Ray tracing of sharp-edged and round-edged optics. A sharp or truncated edge will have sharp corners anteriorly and posteriorly versus the partially rounded edge corners. (See Figure 2 for radii details.) On the posterior corner of the sharp edge, rays that pass through the edge (3) are refracted more posteriorly than rays passing through the posterior surface (4). For the sharp edge, a shadow (type 3) is present between red rays 3 and 4. The red ray 3 passing through point “P” determines the posterior boundary and the red ray 4 passing through point “A” determines the anterior boundary of the type 3 shadow
Type 3 dysphotopsia happens when there is a region of shadow created by the rays refracted by the sharp truncated edge of the IOL and the rays refracted by the posterior surface of the IOL that pass near the edges. The deviation in refracted ray of light between the two rays create a shadow.

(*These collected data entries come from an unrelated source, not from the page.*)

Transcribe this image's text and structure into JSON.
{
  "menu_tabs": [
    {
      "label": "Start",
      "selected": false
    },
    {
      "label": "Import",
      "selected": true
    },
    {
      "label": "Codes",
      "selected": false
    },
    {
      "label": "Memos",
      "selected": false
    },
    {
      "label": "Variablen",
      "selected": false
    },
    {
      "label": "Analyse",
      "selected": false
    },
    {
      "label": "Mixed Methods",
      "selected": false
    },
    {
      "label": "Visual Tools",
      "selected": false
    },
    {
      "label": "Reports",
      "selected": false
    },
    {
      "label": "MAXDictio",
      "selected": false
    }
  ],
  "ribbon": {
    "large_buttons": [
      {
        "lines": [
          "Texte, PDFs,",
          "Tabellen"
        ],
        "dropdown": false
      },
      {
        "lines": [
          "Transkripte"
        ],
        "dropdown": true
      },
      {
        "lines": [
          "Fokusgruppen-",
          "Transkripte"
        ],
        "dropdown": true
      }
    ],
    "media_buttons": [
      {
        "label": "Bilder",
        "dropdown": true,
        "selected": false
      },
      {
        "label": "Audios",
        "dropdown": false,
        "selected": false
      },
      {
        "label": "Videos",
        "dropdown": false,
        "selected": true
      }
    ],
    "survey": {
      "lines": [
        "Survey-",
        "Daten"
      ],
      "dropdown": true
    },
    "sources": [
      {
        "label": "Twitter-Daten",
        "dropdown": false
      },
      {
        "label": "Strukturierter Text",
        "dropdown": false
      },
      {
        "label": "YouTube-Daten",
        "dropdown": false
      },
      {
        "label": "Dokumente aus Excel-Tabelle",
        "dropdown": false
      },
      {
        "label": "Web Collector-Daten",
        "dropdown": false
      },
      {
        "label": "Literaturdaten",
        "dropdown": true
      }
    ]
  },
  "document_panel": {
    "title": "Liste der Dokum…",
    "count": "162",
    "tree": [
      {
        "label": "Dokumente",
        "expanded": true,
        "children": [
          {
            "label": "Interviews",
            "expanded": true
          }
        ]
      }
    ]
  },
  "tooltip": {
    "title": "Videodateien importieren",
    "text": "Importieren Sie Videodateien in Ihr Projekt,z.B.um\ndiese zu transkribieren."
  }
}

In the figure above, the rays from the sharp edge of the square edge IOL passing through point P is refracted posteriorly, while rays passing through the point A are refracted anterior thus creating a shadow bounded by the two rays of light from point P and point A.

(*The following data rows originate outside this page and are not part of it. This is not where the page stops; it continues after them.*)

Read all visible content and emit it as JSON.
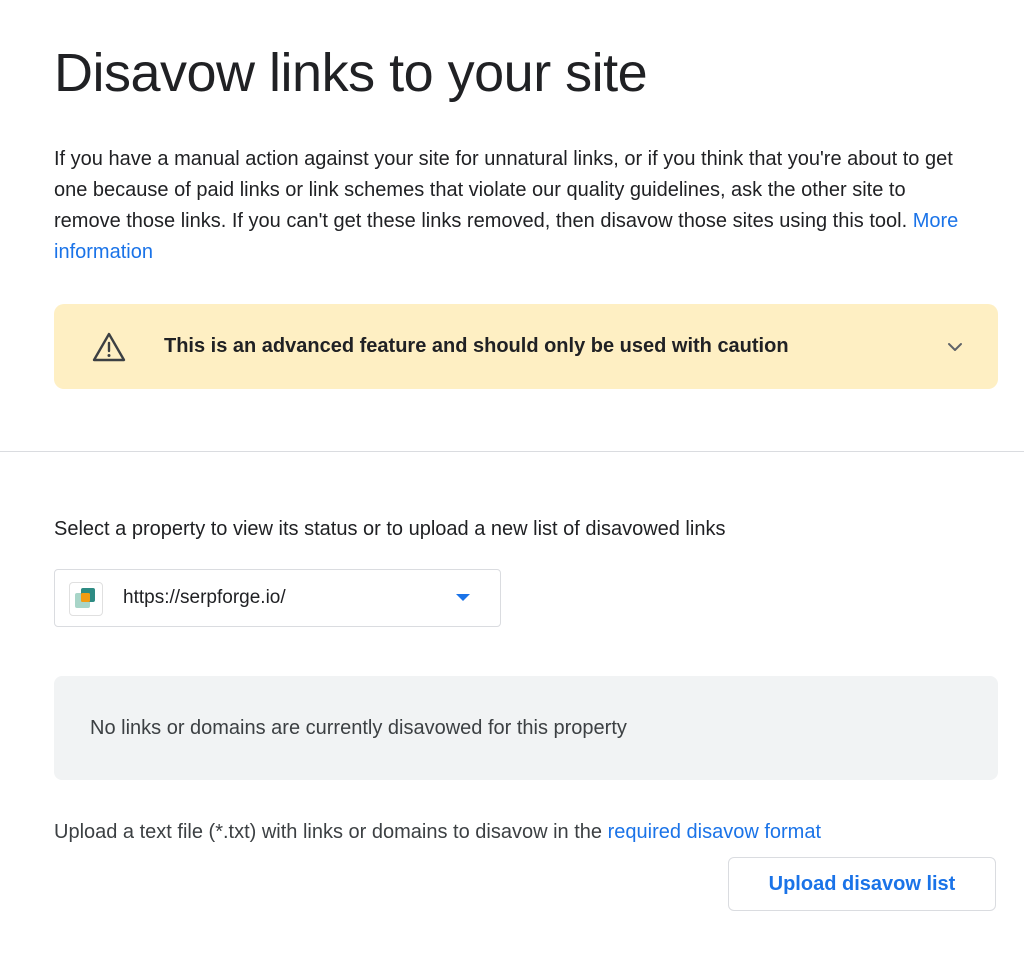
{
  "page": {
    "title": "Disavow links to your site",
    "intro_text": "If you have a manual action against your site for unnatural links, or if you think that you're about to get one because of paid links or link schemes that violate our quality guidelines, ask the other site to remove those links. If you can't get these links removed, then disavow those sites using this tool.",
    "more_info_link": "More information"
  },
  "warning": {
    "icon": "warning-triangle-icon",
    "text": "This is an advanced feature and should only be used with caution",
    "expand_icon": "chevron-down-icon"
  },
  "property": {
    "label": "Select a property to view its status or to upload a new list of disavowed links",
    "selected": "https://serpforge.io/",
    "dropdown_icon": "dropdown-arrow-icon"
  },
  "status": {
    "message": "No links or domains are currently disavowed for this property"
  },
  "upload": {
    "description": "Upload a text file (*.txt) with links or domains to disavow in the",
    "format_link": "required disavow format",
    "button_label": "Upload disavow list"
  },
  "colors": {
    "link": "#1a73e8",
    "warning_bg": "#feefc3",
    "status_bg": "#f1f3f4",
    "divider": "#dadce0"
  }
}
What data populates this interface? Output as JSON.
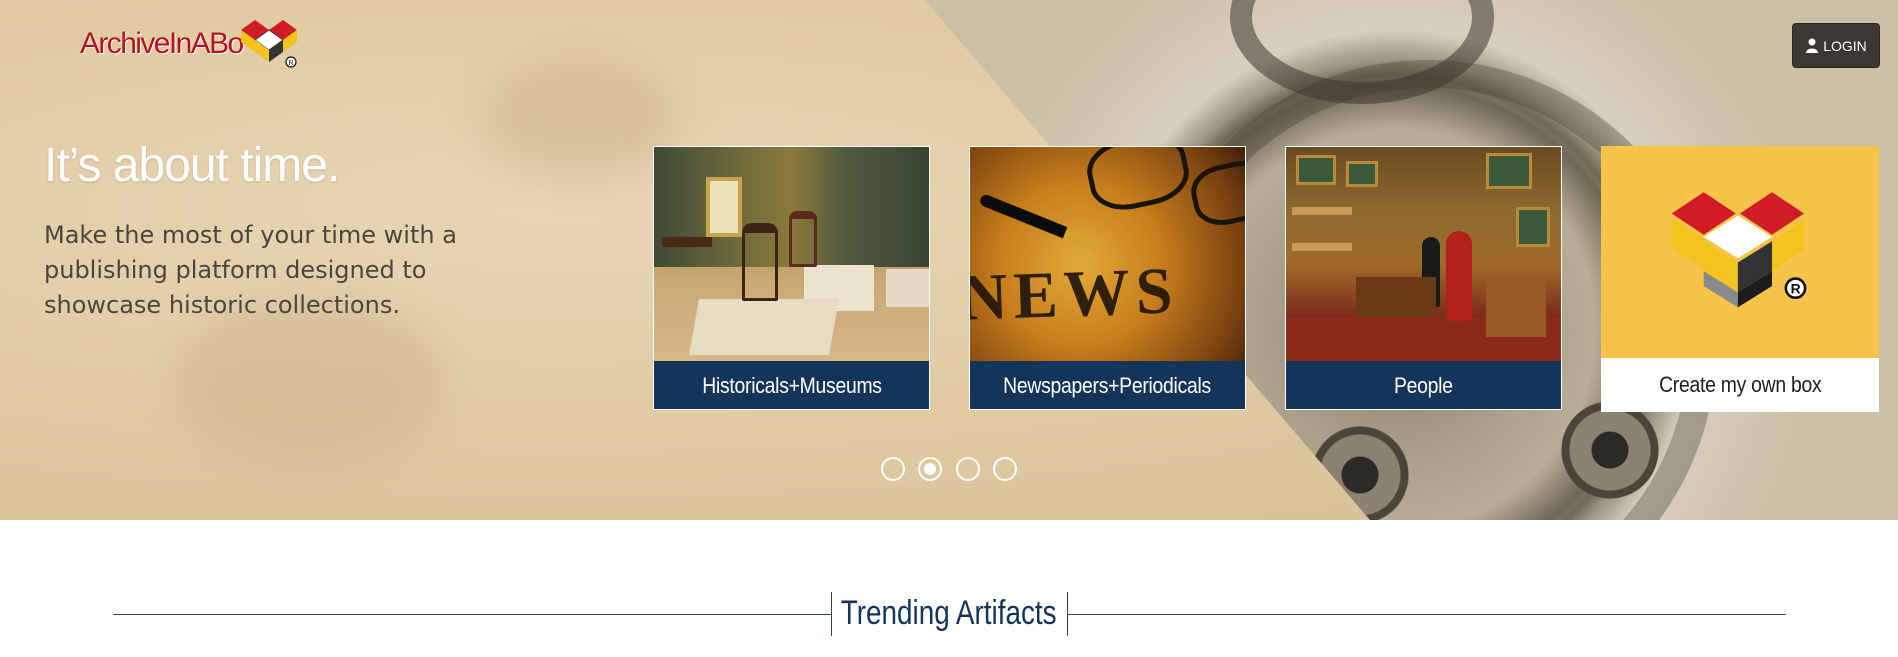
{
  "brand": {
    "name": "ArchiveInABox",
    "logo_text": "ArchiveInABo",
    "registered_mark": "®"
  },
  "header": {
    "login_label": "LOGIN",
    "login_icon": "user-icon"
  },
  "hero": {
    "headline": "It’s about time.",
    "subcopy": "Make the most of your time with a publishing platform designed to showcase historic collections."
  },
  "categories": [
    {
      "label": "Historicals+Museums",
      "image": "museum-interior"
    },
    {
      "label": "Newspapers+Periodicals",
      "image": "newspaper-glasses-pen"
    },
    {
      "label": "People",
      "image": "antique-shop-people"
    },
    {
      "label": "Create my own box",
      "image": "archiveinabox-logo-mark"
    }
  ],
  "carousel": {
    "slide_count": 4,
    "active_index": 1
  },
  "trending": {
    "title": "Trending Artifacts"
  },
  "colors": {
    "brand_red": "#b3121b",
    "navy": "#14345a",
    "logo_yellow": "#f8c34a",
    "login_bg": "#3b3733"
  }
}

Type 3 dysphotopsia - Key points
· Small pupil increases negative dysphotopsia perception.
· Increased distance between the pupil and IOL with a high refractive index.
· Square edge IOLs have more incidence than rounded shaped IOLs
· More frequently observed with acrylic IOLs than silicone IOLs
Some Key points overall for negative dysphotopsia:
a. Holladay notes that patients with higher angle kappa are at more risk for negative dysphotopsia. Note patients with hyperopia are noted to have higher angle kappa.
b. Very high dioptric power of the IOL (Hyperopic Eyes).
c. Smaller photopic pupil were seen to have more ND in Holladay’s ray tracing study (in contradiction to Masker study)
However, both Masket and Holladay have found out that the incidence of Negative Dysphotopsia is less, when the optic-haptic junction is placed horizontally. Hence it is strongly advised (in cases of non-TORIC ), surgeons who find frequent complaint of patients, may place the IOL oriented horizontally, aligning the haptics on the 0/180 deg meridian.
In a very rare case of persistent complaint of patient with ND, despite horizontal placement of IOL in the bag, the following has been advised in Masket and Holladay papers for surgical intervention :
a. Removal of anterior rim of capsulorhexis from the nasal part is the safest and first step to try to reduce persistent complaints of ND.
b. IOL lens exchange in the sulcus as a last step to mitigate patient condition.
c. Reverse optic capture
1. James Davison : Positive and Negative Dysphotopsia in acrylic IOL ; JCRS 2000
2. Jack Holladay : Negative Dysphotopsia : Causes and rationale for treatment ; JCRS 2017
3. Samuel Masket : Pseudophakic Negative Dysphotopsia ; JCRS 2011
4. Negative dysphotopsia: The enigmatic penumbra, Jack T. Holladay, MD, MSEE, Huawei Zhao, PhD, Carina R. Reisin, PhD
5. A modified intraocular lens design to reduce negative dysphotopsia Jay C. Erie, MD, Michael J. Simpson, PhD, Mark H. Bandhauer, MS; JCRS 2019.